Political developments and the spread of antisemitism were also contributory factors, both of which heralded the end of Schreker's career. Right-wing demonstrations marred the première of Der Schmied von Gent in Berlin in 1932 and National Socialist pressure forced the cancellation of the scheduled Freiburg première of Christophorus in 1933 (the work was finally performed there in 1978). Finally, in June 1932, Schreker lost his position as Director of the Musikhochschule in Berlin and, the following year, also his post as professor of composition at the Akademie der Künste.
In his lifetime he went from being hailed as the future of German opera to being considered irrelevant as a composer and marginalized as an educator.[3] After suffering from a stroke in December 1933, he died in Berlin on 21 March 1934, two days before his 56th birthday.

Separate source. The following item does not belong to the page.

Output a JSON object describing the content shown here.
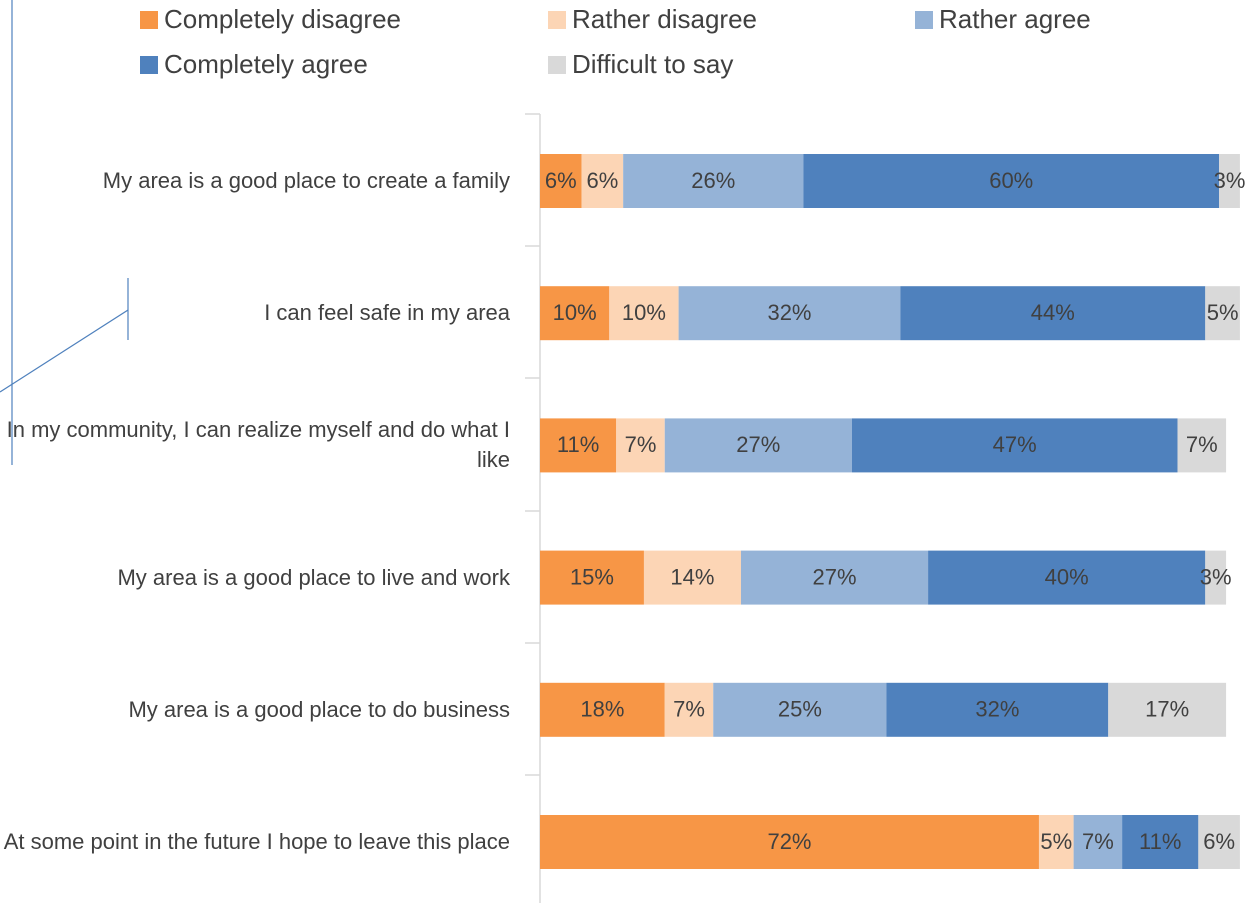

Although Schreker was influenced by composers such as Richard Strauss and Richard Wagner, his mature style shows a highly individual harmonic language, which, although broadly tonal, is inflected with chromatic and polytonal passages. Schreker also took musical inspiration from his close friend Arnold Schoenberg with the use of expressionist style.[4]
The Third Reich banned Schreker's music along with that of many other composers of Jewish origin. His early death in 1934 at the age of 55, together with the Nazi ban, prevented Schreker's music from expanding outside of German-speaking Europe.[4]
Reputation today[edit]
After decades in obscurity, Schreker has begun to enjoy a considerable revival in reputation in the German-speaking world and in the United States. In 2005 the Salzburg Festival mounted an incomplete production of Die Gezeichneten, conducted by Kent Nagano (and filmed), and the Jewish Museum in Vienna presented an exhibition devoted to his life and work. New productions of Der ferne Klang were staged at the Staatsoper Unter den Linden in Berlin and the Zurich Opera in 2010, as well as in smaller opera houses in Germany. Irrelohe was performed at the Volksoper in Vienna in 2004, at the Bonn Opera in November 2010 then staged for the first time in France at the Opéra National de Lyon in March 2022. In 2010 a Schreker opera was staged in the US for the first time: Die Gezeichneten at Los Angeles Opera; and months after that came a second: Der ferne Klang during the Bard Summerscape Festival. Australian composer, pianist, and conductor David Stanhope included Scheker's Prelude to a Drama in his recording Tall Poppies TP274 David Stanhope live in concert with Sydney Symphony Orchestra: Franz Schreker Prelude to a Drama, and Rachmaninoff Symphonic Dances.